Offering high school students one unforgettable evening of elegance has become the driving force that causes Dr. Kessler a financial adviser with a doctorate in educational psychology to leap out of bed early every morning with a lengthy to-do list forming in her head.
So far this year she has collected 2,000 prom gowns for local girls, along with 60 tuxedos for boys. Her dream: ensuring that every teen who wants to and particularly those in low-income areas can attend his or her high school prom and feel wonderful doing so.
"This is about self-image," she says. "This is their opportunity to shine, to dress up and be in the world of glamour."
For many teenagers, the prom is the crowning moment of high school. And for kids in urban areas, the prom often looms as a particularly large event, almost the equivalent of a wedding or coming-of-age ceremony, sometimes involving a considerable family investment.

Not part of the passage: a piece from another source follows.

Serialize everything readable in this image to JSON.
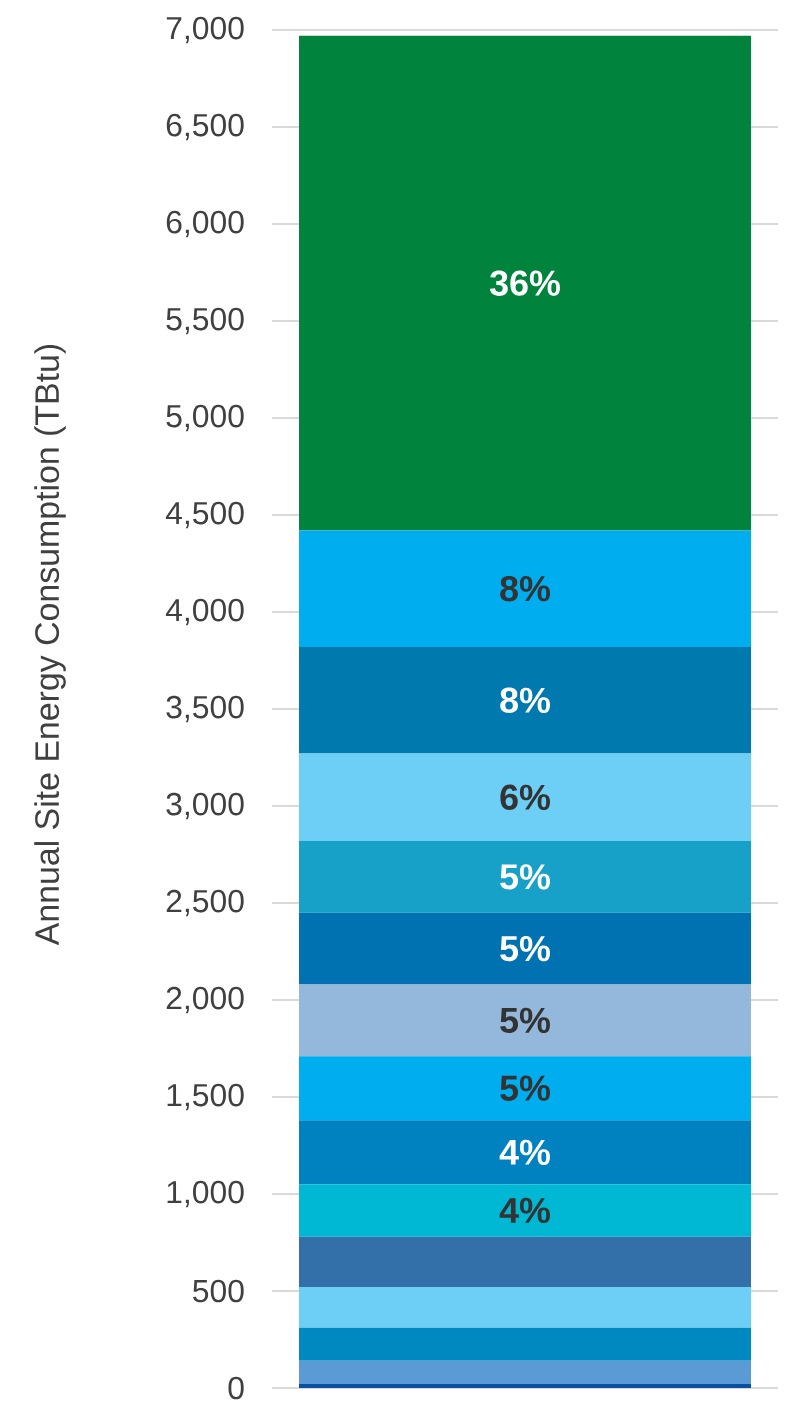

In Philadelphia, for example, Camille Grant and Kia Alston, seniors at Martin Luther King Jr. Senior High School, say they began planning for their prom dresses while still in ninth grade. Camille purchased her sparkly gold dress with the help of her grandmother, while one of Kia's aunts is making a black-and-white single-strap dress for her.
But not every teen has that kind of family backing, and many find the sky-high costs associated with proms almost impossible to handle.
That's why an East Orange, N.J., high school teacher a client of Kessler's who helps teachers plan their retirement suggested that she collect prom dresses for teens in need.
It was a project right up Kessler's alley. A self-confessed clothes horse, Kessler says she was accustomed to filling her car with her own used clothes and driving them to wherever they could be of use.
But the prom project appealed to her particularly. Not only did she love the idea of helping teenagers experience a bit of glamour, but she just plain loved prom dresses.
She immediately began calling friends, acquaintances, and potential corporate donors. Her standards, however, are very high. She does accept slightly used gowns, but prefers brand new ones still bearing price tags. Dresses that are "matronly" or un-stylish don't make the cut.
She is thrilled that some among the 2,000 gowns she has collected bear designer labels like Armani, Ralph Lauren, and Jessica McClintock.
Kessler has already organized a dress giveaway for Newark, N.J., students, which was held at a local high school. This second one, at a Newark hotel, was open to any teen who needed a dress.
The remaining gowns were color-coded and stored in Kessler's garage, and she's still collecting for and planning a third giveaway on New York City's lower East Side May 24. Next year she hopes to see the project expand to several other cities.
Dani Grubbs, a senior at Newark's Technology High School, says her first reaction was skeptical. "Who gives away dresses?" she asks.